The Real Ghostbusters (03) – Die Vier wie wir

Titel: The Real Ghostbusters (03) – Die Vier wie wir / Verlag: Soundtales Produtions / Spielzeit: ca. 50 min / Sprecher: Steffen Tom Lorenzen, Tom Westerhold, Denis Can, Bianca Füll ua

gb03Inhalt: Verzweifelt kämpft Peter Venkman um die Gunst seiner Flamme Dana – Doch die hat sich ausgerechnet für den neuen Werbestar entschieden. Und im Keller der alten Feuerwache wächst unbeachtet eine unheimliche Bedrohung für die vier Geisterjäger heran.

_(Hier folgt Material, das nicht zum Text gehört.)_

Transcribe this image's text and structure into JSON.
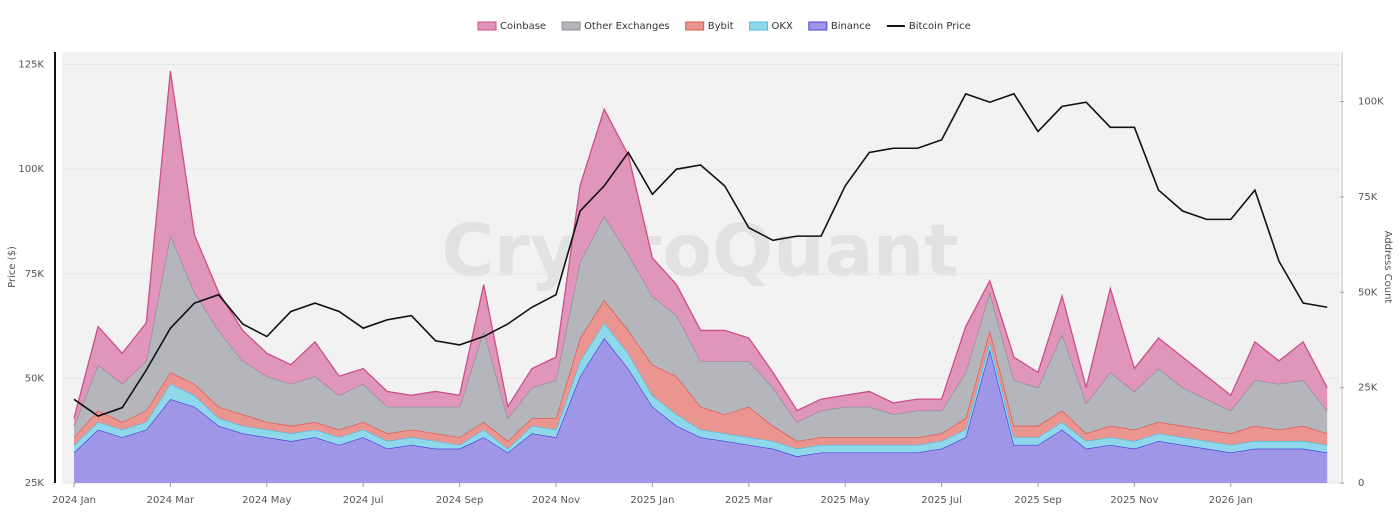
{
  "chart_data": {
    "type": "area",
    "stacked": true,
    "watermark": "CryptoQuant",
    "y_label": "Price ($)",
    "y2_label": "Address Count",
    "categories": [
      "2024 Jan",
      null,
      null,
      null,
      "2024 Mar",
      null,
      null,
      null,
      "2024 May",
      null,
      null,
      null,
      "2024 Jul",
      null,
      null,
      null,
      "2024 Sep",
      null,
      null,
      null,
      "2024 Nov",
      null,
      null,
      null,
      "2025 Jan",
      null,
      null,
      null,
      "2025 Mar",
      null,
      null,
      null,
      "2025 May",
      null,
      null,
      null,
      "2025 Jul",
      null,
      null,
      null,
      "2025 Sep",
      null,
      null,
      null,
      "2025 Nov",
      null,
      null,
      null,
      "2026 Jan",
      null,
      null,
      null,
      null
    ],
    "ylim": [
      25000,
      128000
    ],
    "yticks": [
      {
        "value": 25000,
        "label": "25K"
      },
      {
        "value": 50000,
        "label": "50K"
      },
      {
        "value": 75000,
        "label": "75K"
      },
      {
        "value": 100000,
        "label": "100K"
      },
      {
        "value": 125000,
        "label": "125K"
      }
    ],
    "y2lim": [
      0,
      113000
    ],
    "y2ticks": [
      0,
      {
        "value": 25000,
        "label": "25K"
      },
      {
        "value": 50000,
        "label": "50K"
      },
      {
        "value": 75000,
        "label": "75K"
      },
      {
        "value": 100000,
        "label": "100K"
      }
    ],
    "grid": true,
    "legend": "top",
    "series": [
      {
        "name": "Coinbase",
        "type": "area",
        "axis": "y2",
        "color": "#e095bb",
        "stroke": "#cc4f88",
        "values": [
          2000,
          10000,
          8000,
          10000,
          43000,
          15000,
          10000,
          8000,
          6000,
          5000,
          9000,
          5000,
          4000,
          4000,
          3000,
          4000,
          3000,
          12000,
          3000,
          5000,
          6000,
          20000,
          28000,
          26000,
          10000,
          8000,
          8000,
          8000,
          6000,
          4000,
          3000,
          3000,
          3000,
          4000,
          3000,
          3000,
          3000,
          12000,
          3000,
          6000,
          4000,
          10000,
          4000,
          22000,
          6000,
          8000,
          8000,
          6000,
          4000,
          10000,
          6000,
          10000,
          6000
        ]
      },
      {
        "name": "Other Exchanges",
        "type": "area",
        "axis": "y2",
        "color": "#b5b5bc",
        "stroke": "#8c8c94",
        "values": [
          3000,
          12000,
          10000,
          13000,
          36000,
          24000,
          20000,
          14000,
          12000,
          11000,
          12000,
          9000,
          10000,
          7000,
          6000,
          7000,
          8000,
          24000,
          6000,
          8000,
          10000,
          20000,
          22000,
          20000,
          18000,
          16000,
          12000,
          14000,
          12000,
          10000,
          5000,
          7000,
          8000,
          8000,
          6000,
          7000,
          6000,
          12000,
          10000,
          12000,
          10000,
          20000,
          8000,
          14000,
          10000,
          14000,
          10000,
          8000,
          6000,
          12000,
          12000,
          12000,
          6000
        ]
      },
      {
        "name": "Bybit",
        "type": "area",
        "axis": "y2",
        "color": "#eb9590",
        "stroke": "#e0554c",
        "values": [
          2000,
          3000,
          2000,
          3000,
          3000,
          3000,
          3000,
          3000,
          2000,
          2000,
          2000,
          2000,
          2000,
          2000,
          2000,
          2000,
          2000,
          2000,
          2000,
          2000,
          3000,
          6000,
          6000,
          6000,
          8000,
          10000,
          6000,
          5000,
          8000,
          4000,
          2000,
          2000,
          2000,
          2000,
          2000,
          2000,
          2000,
          3000,
          3000,
          3000,
          3000,
          3000,
          2000,
          3000,
          3000,
          3000,
          3000,
          3000,
          3000,
          4000,
          3000,
          4000,
          3000
        ]
      },
      {
        "name": "OKX",
        "type": "area",
        "axis": "y2",
        "color": "#8fd8ec",
        "stroke": "#4fbfe0",
        "values": [
          2000,
          2000,
          2000,
          2000,
          4000,
          3000,
          2000,
          2000,
          2000,
          2000,
          2000,
          2000,
          2000,
          2000,
          2000,
          2000,
          1000,
          2000,
          1000,
          2000,
          2000,
          4000,
          4000,
          4000,
          3000,
          3000,
          2000,
          2000,
          2000,
          2000,
          2000,
          2000,
          2000,
          2000,
          2000,
          2000,
          2000,
          2000,
          2000,
          2000,
          2000,
          2000,
          2000,
          2000,
          2000,
          2000,
          2000,
          2000,
          2000,
          2000,
          2000,
          2000,
          2000
        ]
      },
      {
        "name": "Binance",
        "type": "area",
        "axis": "y2",
        "color": "#a096e8",
        "stroke": "#4b3fd6",
        "values": [
          8000,
          14000,
          12000,
          14000,
          22000,
          20000,
          15000,
          13000,
          12000,
          11000,
          12000,
          10000,
          12000,
          9000,
          10000,
          9000,
          9000,
          12000,
          8000,
          13000,
          12000,
          28000,
          38000,
          30000,
          20000,
          15000,
          12000,
          11000,
          10000,
          9000,
          7000,
          8000,
          8000,
          8000,
          8000,
          8000,
          9000,
          12000,
          35000,
          10000,
          10000,
          14000,
          9000,
          10000,
          9000,
          11000,
          10000,
          9000,
          8000,
          9000,
          9000,
          9000,
          8000
        ]
      },
      {
        "name": "Bitcoin Price",
        "type": "line",
        "axis": "y",
        "color": "#111111",
        "values": [
          45000,
          41000,
          43000,
          52000,
          62000,
          68000,
          70000,
          63000,
          60000,
          66000,
          68000,
          66000,
          62000,
          64000,
          65000,
          59000,
          58000,
          60000,
          63000,
          67000,
          70000,
          90000,
          96000,
          104000,
          94000,
          100000,
          101000,
          96000,
          86000,
          83000,
          84000,
          84000,
          96000,
          104000,
          105000,
          105000,
          107000,
          118000,
          116000,
          118000,
          109000,
          115000,
          116000,
          110000,
          110000,
          95000,
          90000,
          88000,
          88000,
          95000,
          78000,
          68000,
          67000
        ]
      }
    ]
  }
}
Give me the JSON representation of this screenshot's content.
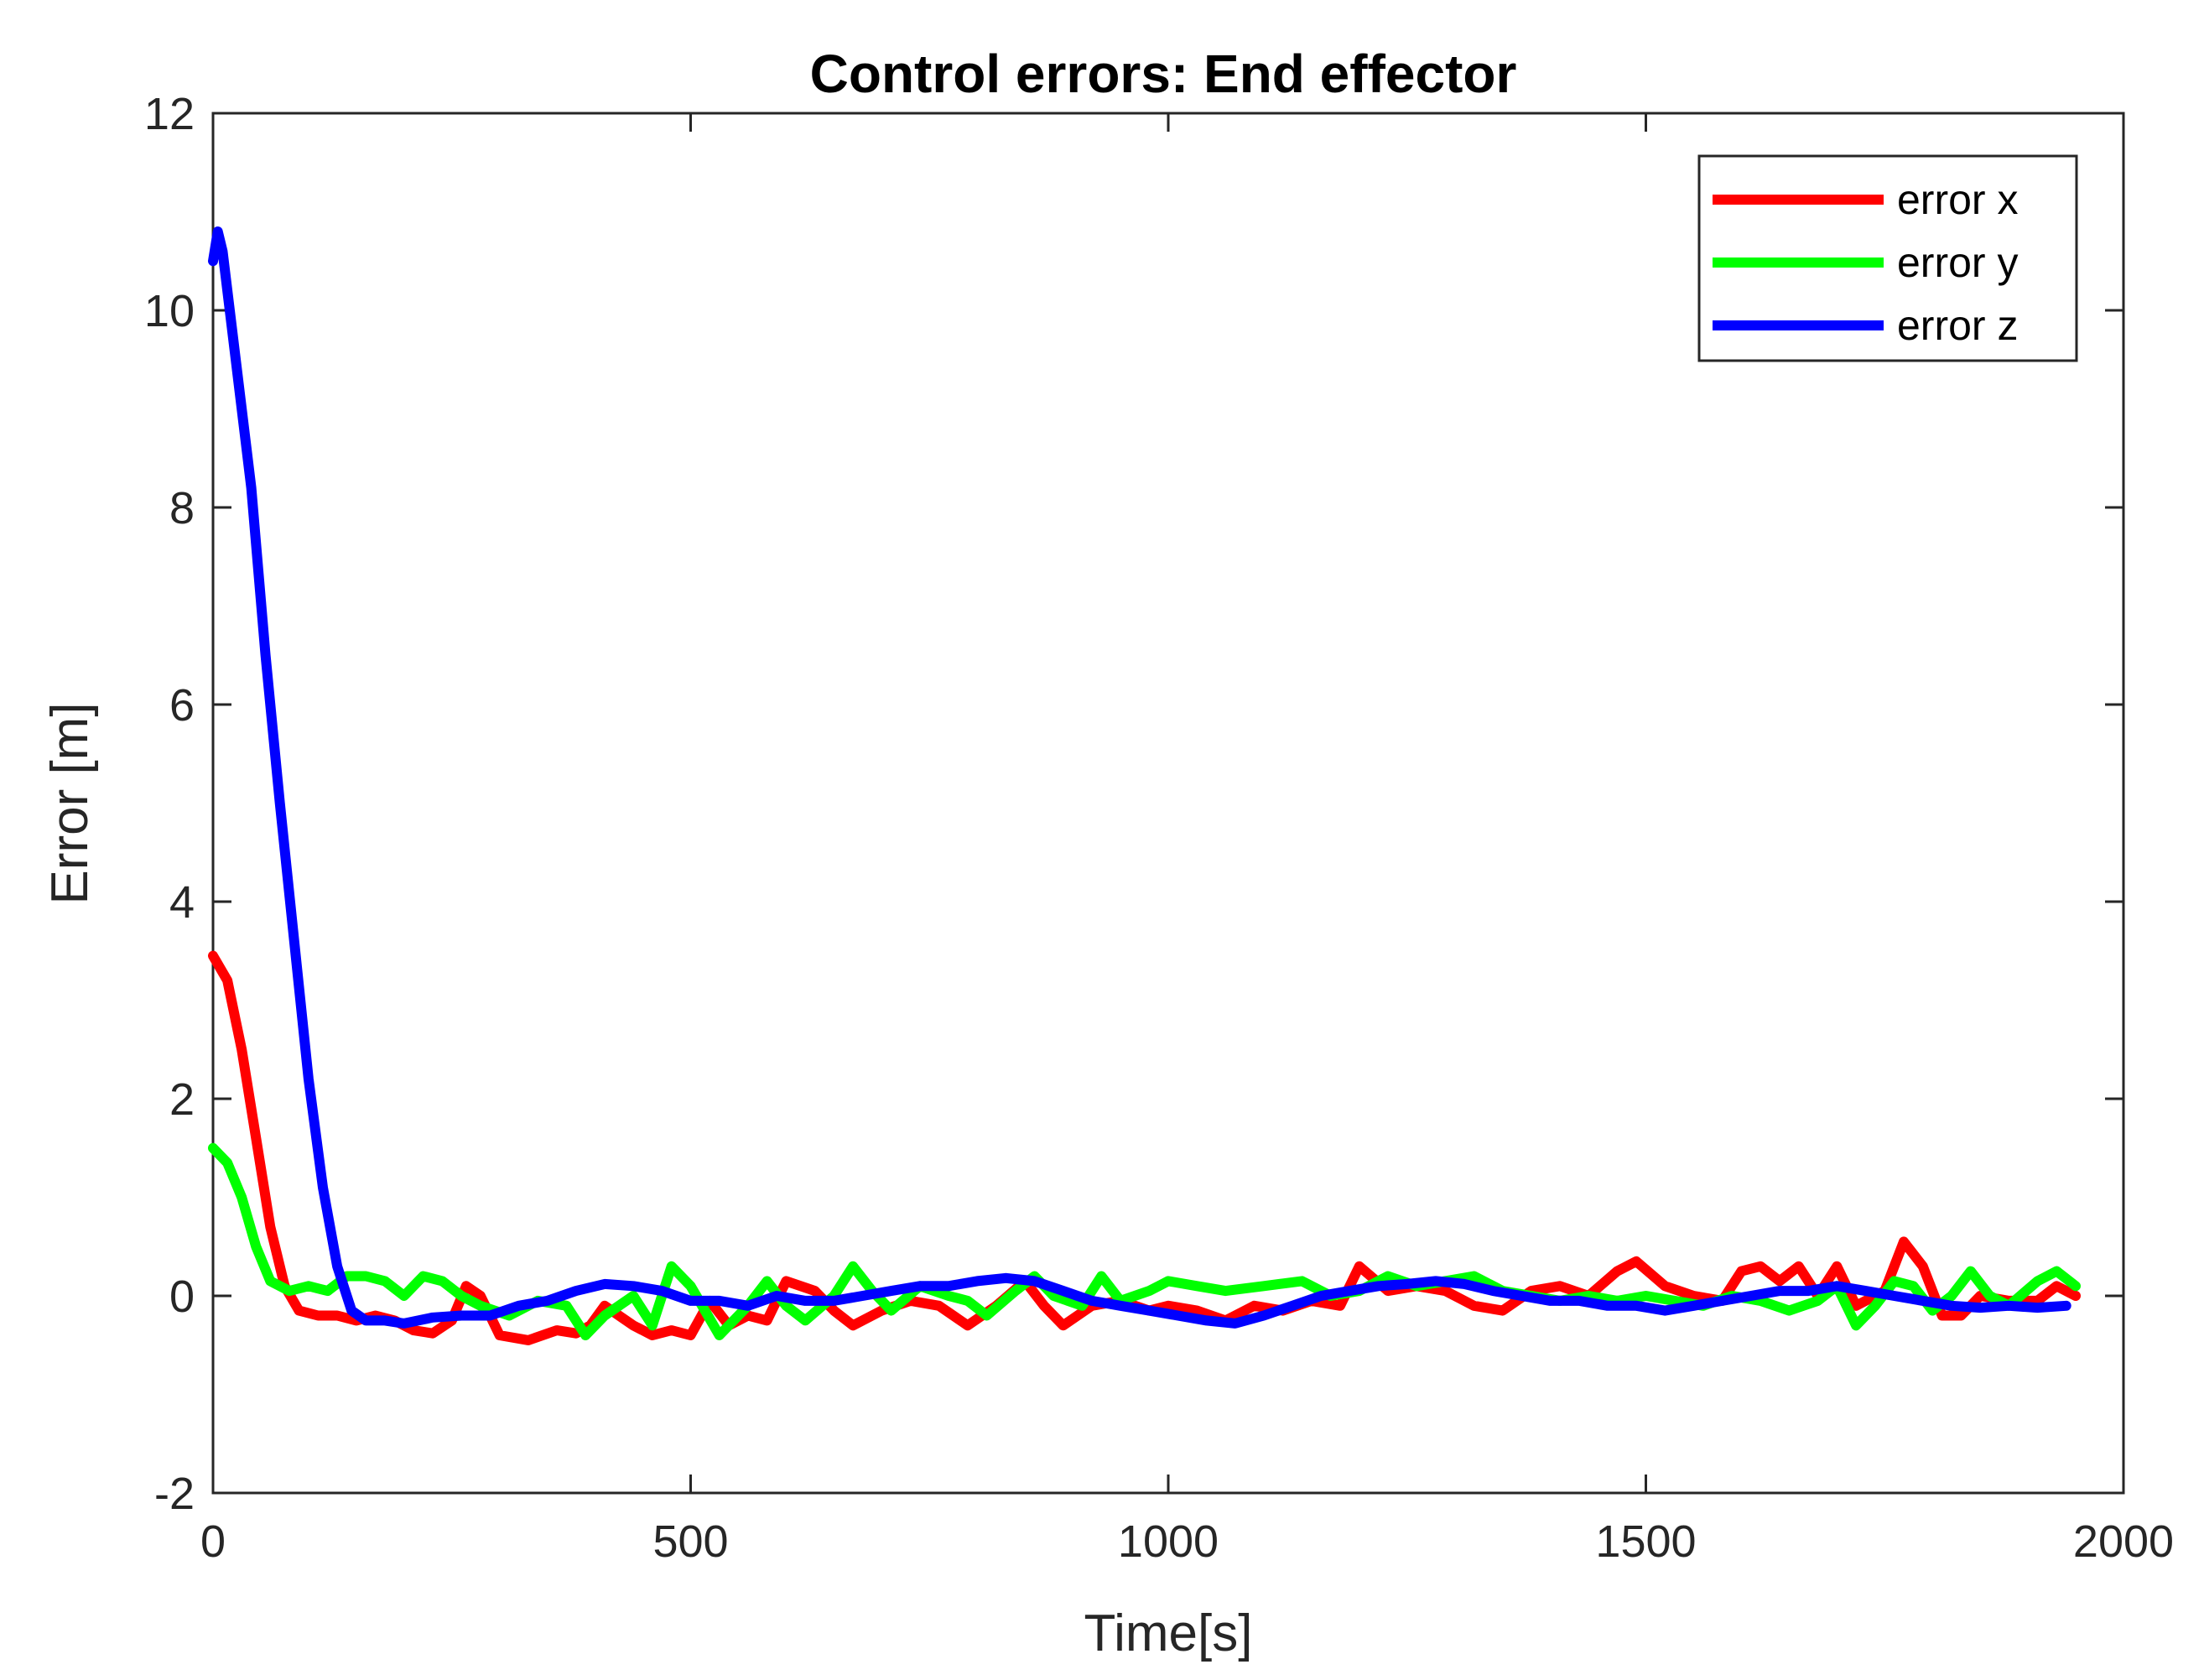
{
  "chart_data": {
    "type": "line",
    "title": "Control errors: End effector",
    "xlabel": "Time[s]",
    "ylabel": "Error [m]",
    "xlim": [
      0,
      2000
    ],
    "ylim": [
      -2,
      12
    ],
    "xticks": [
      0,
      500,
      1000,
      1500,
      2000
    ],
    "yticks": [
      -2,
      0,
      2,
      4,
      6,
      8,
      10,
      12
    ],
    "grid": false,
    "legend_position": "top-right",
    "series": [
      {
        "name": "error x",
        "color": "#ff0000",
        "points": [
          [
            0,
            3.45
          ],
          [
            15,
            3.2
          ],
          [
            30,
            2.5
          ],
          [
            45,
            1.6
          ],
          [
            60,
            0.7
          ],
          [
            75,
            0.1
          ],
          [
            90,
            -0.15
          ],
          [
            110,
            -0.2
          ],
          [
            130,
            -0.2
          ],
          [
            150,
            -0.25
          ],
          [
            170,
            -0.2
          ],
          [
            190,
            -0.25
          ],
          [
            210,
            -0.35
          ],
          [
            230,
            -0.38
          ],
          [
            250,
            -0.25
          ],
          [
            265,
            0.1
          ],
          [
            280,
            0.0
          ],
          [
            300,
            -0.4
          ],
          [
            330,
            -0.45
          ],
          [
            360,
            -0.35
          ],
          [
            380,
            -0.38
          ],
          [
            395,
            -0.3
          ],
          [
            410,
            -0.1
          ],
          [
            440,
            -0.3
          ],
          [
            460,
            -0.4
          ],
          [
            480,
            -0.35
          ],
          [
            500,
            -0.4
          ],
          [
            520,
            -0.05
          ],
          [
            540,
            -0.3
          ],
          [
            560,
            -0.2
          ],
          [
            580,
            -0.25
          ],
          [
            600,
            0.15
          ],
          [
            630,
            0.05
          ],
          [
            650,
            -0.15
          ],
          [
            670,
            -0.3
          ],
          [
            700,
            -0.15
          ],
          [
            730,
            -0.05
          ],
          [
            760,
            -0.1
          ],
          [
            790,
            -0.3
          ],
          [
            820,
            -0.1
          ],
          [
            850,
            0.15
          ],
          [
            870,
            -0.1
          ],
          [
            890,
            -0.3
          ],
          [
            920,
            -0.1
          ],
          [
            950,
            -0.05
          ],
          [
            980,
            -0.15
          ],
          [
            1000,
            -0.1
          ],
          [
            1030,
            -0.15
          ],
          [
            1060,
            -0.25
          ],
          [
            1090,
            -0.1
          ],
          [
            1120,
            -0.15
          ],
          [
            1150,
            -0.05
          ],
          [
            1180,
            -0.1
          ],
          [
            1200,
            0.3
          ],
          [
            1230,
            0.05
          ],
          [
            1260,
            0.1
          ],
          [
            1290,
            0.05
          ],
          [
            1320,
            -0.1
          ],
          [
            1350,
            -0.15
          ],
          [
            1380,
            0.05
          ],
          [
            1410,
            0.1
          ],
          [
            1440,
            0.0
          ],
          [
            1470,
            0.25
          ],
          [
            1490,
            0.35
          ],
          [
            1520,
            0.1
          ],
          [
            1550,
            0.0
          ],
          [
            1580,
            -0.05
          ],
          [
            1600,
            0.25
          ],
          [
            1620,
            0.3
          ],
          [
            1640,
            0.15
          ],
          [
            1660,
            0.3
          ],
          [
            1680,
            0.0
          ],
          [
            1700,
            0.3
          ],
          [
            1720,
            -0.1
          ],
          [
            1750,
            0.05
          ],
          [
            1770,
            0.55
          ],
          [
            1790,
            0.3
          ],
          [
            1810,
            -0.2
          ],
          [
            1830,
            -0.2
          ],
          [
            1850,
            0.0
          ],
          [
            1880,
            -0.05
          ],
          [
            1910,
            -0.05
          ],
          [
            1930,
            0.1
          ],
          [
            1950,
            0.0
          ]
        ]
      },
      {
        "name": "error y",
        "color": "#00ff00",
        "points": [
          [
            0,
            1.5
          ],
          [
            15,
            1.35
          ],
          [
            30,
            1.0
          ],
          [
            45,
            0.5
          ],
          [
            60,
            0.15
          ],
          [
            80,
            0.05
          ],
          [
            100,
            0.1
          ],
          [
            120,
            0.05
          ],
          [
            140,
            0.2
          ],
          [
            160,
            0.2
          ],
          [
            180,
            0.15
          ],
          [
            200,
            0.0
          ],
          [
            220,
            0.2
          ],
          [
            240,
            0.15
          ],
          [
            260,
            0.0
          ],
          [
            280,
            -0.1
          ],
          [
            310,
            -0.2
          ],
          [
            340,
            -0.05
          ],
          [
            370,
            -0.1
          ],
          [
            390,
            -0.4
          ],
          [
            410,
            -0.2
          ],
          [
            440,
            0.0
          ],
          [
            460,
            -0.3
          ],
          [
            480,
            0.3
          ],
          [
            500,
            0.1
          ],
          [
            530,
            -0.4
          ],
          [
            560,
            -0.1
          ],
          [
            580,
            0.15
          ],
          [
            600,
            -0.1
          ],
          [
            620,
            -0.25
          ],
          [
            650,
            0.0
          ],
          [
            670,
            0.3
          ],
          [
            690,
            0.05
          ],
          [
            710,
            -0.15
          ],
          [
            740,
            0.1
          ],
          [
            770,
            0.0
          ],
          [
            790,
            -0.05
          ],
          [
            810,
            -0.2
          ],
          [
            840,
            0.05
          ],
          [
            860,
            0.2
          ],
          [
            880,
            0.0
          ],
          [
            910,
            -0.1
          ],
          [
            930,
            0.2
          ],
          [
            950,
            -0.05
          ],
          [
            980,
            0.05
          ],
          [
            1000,
            0.15
          ],
          [
            1030,
            0.1
          ],
          [
            1060,
            0.05
          ],
          [
            1100,
            0.1
          ],
          [
            1140,
            0.15
          ],
          [
            1170,
            0.0
          ],
          [
            1200,
            0.05
          ],
          [
            1230,
            0.2
          ],
          [
            1260,
            0.1
          ],
          [
            1290,
            0.15
          ],
          [
            1320,
            0.2
          ],
          [
            1350,
            0.05
          ],
          [
            1380,
            0.0
          ],
          [
            1410,
            -0.05
          ],
          [
            1440,
            0.0
          ],
          [
            1470,
            -0.05
          ],
          [
            1500,
            0.0
          ],
          [
            1530,
            -0.05
          ],
          [
            1560,
            -0.1
          ],
          [
            1590,
            0.0
          ],
          [
            1620,
            -0.05
          ],
          [
            1650,
            -0.15
          ],
          [
            1680,
            -0.05
          ],
          [
            1700,
            0.1
          ],
          [
            1720,
            -0.3
          ],
          [
            1740,
            -0.1
          ],
          [
            1760,
            0.15
          ],
          [
            1780,
            0.1
          ],
          [
            1800,
            -0.15
          ],
          [
            1820,
            0.0
          ],
          [
            1840,
            0.25
          ],
          [
            1860,
            0.0
          ],
          [
            1880,
            -0.1
          ],
          [
            1910,
            0.15
          ],
          [
            1930,
            0.25
          ],
          [
            1950,
            0.1
          ]
        ]
      },
      {
        "name": "error z",
        "color": "#0000ff",
        "points": [
          [
            0,
            10.5
          ],
          [
            5,
            10.8
          ],
          [
            10,
            10.6
          ],
          [
            25,
            9.4
          ],
          [
            40,
            8.2
          ],
          [
            55,
            6.5
          ],
          [
            70,
            5.0
          ],
          [
            85,
            3.6
          ],
          [
            100,
            2.2
          ],
          [
            115,
            1.1
          ],
          [
            130,
            0.3
          ],
          [
            145,
            -0.15
          ],
          [
            160,
            -0.25
          ],
          [
            180,
            -0.25
          ],
          [
            200,
            -0.28
          ],
          [
            230,
            -0.22
          ],
          [
            260,
            -0.2
          ],
          [
            290,
            -0.2
          ],
          [
            320,
            -0.1
          ],
          [
            350,
            -0.05
          ],
          [
            380,
            0.05
          ],
          [
            410,
            0.12
          ],
          [
            440,
            0.1
          ],
          [
            470,
            0.05
          ],
          [
            500,
            -0.05
          ],
          [
            530,
            -0.05
          ],
          [
            560,
            -0.1
          ],
          [
            590,
            0.0
          ],
          [
            620,
            -0.05
          ],
          [
            650,
            -0.05
          ],
          [
            680,
            0.0
          ],
          [
            710,
            0.05
          ],
          [
            740,
            0.1
          ],
          [
            770,
            0.1
          ],
          [
            800,
            0.15
          ],
          [
            830,
            0.18
          ],
          [
            860,
            0.15
          ],
          [
            890,
            0.05
          ],
          [
            920,
            -0.05
          ],
          [
            950,
            -0.1
          ],
          [
            980,
            -0.15
          ],
          [
            1010,
            -0.2
          ],
          [
            1040,
            -0.25
          ],
          [
            1070,
            -0.28
          ],
          [
            1100,
            -0.2
          ],
          [
            1130,
            -0.1
          ],
          [
            1160,
            0.0
          ],
          [
            1190,
            0.05
          ],
          [
            1220,
            0.1
          ],
          [
            1250,
            0.12
          ],
          [
            1280,
            0.15
          ],
          [
            1310,
            0.12
          ],
          [
            1340,
            0.05
          ],
          [
            1370,
            0.0
          ],
          [
            1400,
            -0.05
          ],
          [
            1430,
            -0.05
          ],
          [
            1460,
            -0.1
          ],
          [
            1490,
            -0.1
          ],
          [
            1520,
            -0.15
          ],
          [
            1550,
            -0.1
          ],
          [
            1580,
            -0.05
          ],
          [
            1610,
            0.0
          ],
          [
            1640,
            0.05
          ],
          [
            1670,
            0.05
          ],
          [
            1700,
            0.1
          ],
          [
            1730,
            0.05
          ],
          [
            1760,
            0.0
          ],
          [
            1790,
            -0.05
          ],
          [
            1820,
            -0.1
          ],
          [
            1850,
            -0.12
          ],
          [
            1880,
            -0.1
          ],
          [
            1910,
            -0.12
          ],
          [
            1940,
            -0.1
          ]
        ]
      }
    ]
  }
}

Vor allem Peter hat noch immer mit den Nachwehen ihres großen Kampfs gegen Gozer zu kämpfen. Denn auch wenn Dana mittlerweile kein Hund mehr ist, sondern ein Mensch, so richtig viel Interesse zeigt sie leider nicht an ihm. Mir tat er in dieser Szene im Restaurant wirklich ganz schön leid. Und Dana sank in meiner Achtung gleich noch ein paar Stockwerke tiefer.
Und im Hauptquartier rüstet eine neue geisterhafte Bedrohung auf, die es auf nichts Geringeres als das Leben der Geisterjäger abgesehen hat. Die Idee hat mir prima gefallen, denn im ersten Moment fragt man sich tatsächlich, wie die Freunde damit fertigwerden sollen. Der finale Kampf war mir dann aber eine Spur zu schnell abgehandelt. Bis dahin hätte es gerne noch etwas mehr Scharmützel zwischen den echten und den gespiegelten Geisterhägern geben dürfen. Dafür hat mein Liebling Slimer in dieser Folge seinen ersten Auftritt, und spielt am Ende obendrein noch eine entschiedende Rolle. Außerdem ist Slimer in Kombination mit Peter immer für einen Lacher gut. Es freut mich, dass der grüne Geist endlich dabei ist

Den Sprechern habe ich wieder gerne zugehört. Ich finde, Tom Westerhold, René Siepmann, Timo Blaustein und Denis Can in den Hauptrollen ergänzen sich wirklich prima. Und Bianca Füll alias Janine ist ohnehin meine Favoritin unter den Sprechern den menschlichen Figuren.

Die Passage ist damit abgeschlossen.